Für unsere Fonds erwerben wir in der Regel Neubauprojekte, welche mit modernsten Haustechnik ausgestattet werden. Während den letzten beiden Jahrezehnte haben wir sehr viel Wissen angesammelt und kennen die sinnvollsten und effizientesten Energiekonzepte.
Kann es sowohl aus ökologischer und ökonomischer Sicht sinnvoll sein, auch eine ältere Liegenschaften mit schlechter Nachhaltigkeitsbilanz zu erwerben und diese energetisch zu sanieren?
Auf jeden Fall. Es ist ökologisch und wirtschaftlich nicht immer die beste Lösung einen Ersatzneubau zu planen. Je nach individueller Situation bestehen heute viele Möglichkeiten, eine bestehende Liegenschaft mit neuester Technologie auszurüsten.
Wann ist ein Ersatzneubau sinnvoll?
Aufgrund der Tendenz zur Verdichtung besteht die Gefahr, dass die Opportunitätsrechnung einen Ersatzneubau attraktiver macht. Dann ist es wichtig, dass die Bauteile korrekt und ökologisch entsorgt oder teilweise rezykliert werden.
Genügen aus Ihrer Sicht die Anreizsysteme der Kantone und des Bundes zur CO2-effizienten Erstellung und Erneuerung von Liegenschaften?
Es ist sicher gut, wenn von der öffentlichen Hand gewisse Anreize gesetzt warden. Besser jedoch wäre, wenn die Nutzer die Produkte so auswählen, dass es selbstverständlich wird einen minimalen Standard in Liegenschaften bei Neubauten und bei Sanierungen zu berücksichtigen.

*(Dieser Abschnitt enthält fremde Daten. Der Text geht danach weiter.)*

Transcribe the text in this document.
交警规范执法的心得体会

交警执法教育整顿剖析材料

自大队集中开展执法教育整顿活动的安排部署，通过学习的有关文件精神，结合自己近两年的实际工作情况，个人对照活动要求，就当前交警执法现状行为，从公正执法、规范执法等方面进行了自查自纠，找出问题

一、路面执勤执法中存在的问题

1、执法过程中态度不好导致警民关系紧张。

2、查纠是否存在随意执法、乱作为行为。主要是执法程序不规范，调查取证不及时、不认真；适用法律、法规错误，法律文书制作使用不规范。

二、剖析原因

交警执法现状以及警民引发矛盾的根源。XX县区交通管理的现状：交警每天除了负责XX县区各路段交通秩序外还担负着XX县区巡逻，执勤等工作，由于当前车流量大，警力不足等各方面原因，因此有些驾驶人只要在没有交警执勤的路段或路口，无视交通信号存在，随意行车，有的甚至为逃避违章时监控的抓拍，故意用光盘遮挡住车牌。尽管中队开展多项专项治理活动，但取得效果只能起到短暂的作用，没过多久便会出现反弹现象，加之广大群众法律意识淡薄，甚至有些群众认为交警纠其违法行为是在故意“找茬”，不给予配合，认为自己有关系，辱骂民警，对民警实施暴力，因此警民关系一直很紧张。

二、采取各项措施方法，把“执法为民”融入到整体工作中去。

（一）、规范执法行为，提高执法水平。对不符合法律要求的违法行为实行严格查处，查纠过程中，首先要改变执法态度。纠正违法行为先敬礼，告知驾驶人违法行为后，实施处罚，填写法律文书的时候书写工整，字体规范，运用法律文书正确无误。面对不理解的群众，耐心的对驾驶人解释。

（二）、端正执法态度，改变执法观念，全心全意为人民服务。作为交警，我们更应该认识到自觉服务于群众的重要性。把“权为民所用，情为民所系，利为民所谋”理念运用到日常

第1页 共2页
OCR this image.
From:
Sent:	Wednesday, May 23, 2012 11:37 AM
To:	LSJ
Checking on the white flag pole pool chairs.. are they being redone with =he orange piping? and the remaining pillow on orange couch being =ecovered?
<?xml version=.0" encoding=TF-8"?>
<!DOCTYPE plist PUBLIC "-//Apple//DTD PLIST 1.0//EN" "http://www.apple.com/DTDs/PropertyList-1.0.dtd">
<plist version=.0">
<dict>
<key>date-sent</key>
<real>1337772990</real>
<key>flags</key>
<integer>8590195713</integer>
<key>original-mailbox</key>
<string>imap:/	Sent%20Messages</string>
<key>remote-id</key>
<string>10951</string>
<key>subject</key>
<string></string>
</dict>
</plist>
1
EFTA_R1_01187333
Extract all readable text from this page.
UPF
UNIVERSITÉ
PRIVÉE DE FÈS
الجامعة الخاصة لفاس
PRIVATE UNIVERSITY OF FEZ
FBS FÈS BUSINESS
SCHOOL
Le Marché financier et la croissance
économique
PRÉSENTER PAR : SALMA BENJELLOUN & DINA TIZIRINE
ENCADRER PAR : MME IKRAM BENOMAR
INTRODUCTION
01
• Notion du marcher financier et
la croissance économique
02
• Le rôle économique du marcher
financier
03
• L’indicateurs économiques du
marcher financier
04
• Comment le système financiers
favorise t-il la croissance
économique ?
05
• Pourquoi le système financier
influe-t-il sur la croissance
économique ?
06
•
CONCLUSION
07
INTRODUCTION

Welche Massnahmen und Anreize von seiten Gesetzgeber und Politik würden Sie aus Investorensicht begrüssen, um die Klimaziele in diesem Sektor schneller zu erreichen?
Es wäre sinnvoll, dass die ersten Investoren langfristig begünstigt würden und diejenigen, welche erst später auf den Zug aufspringen und die Massnahmen nachvollziehen nicht wirtschaftlich besser abschliessen. Heute ist es leider immer noch umgekehrt und es lohnt sich wirtschaftlich und risikobereinigt nicht, in eine ökologische Pioniertechnologie zu investieren.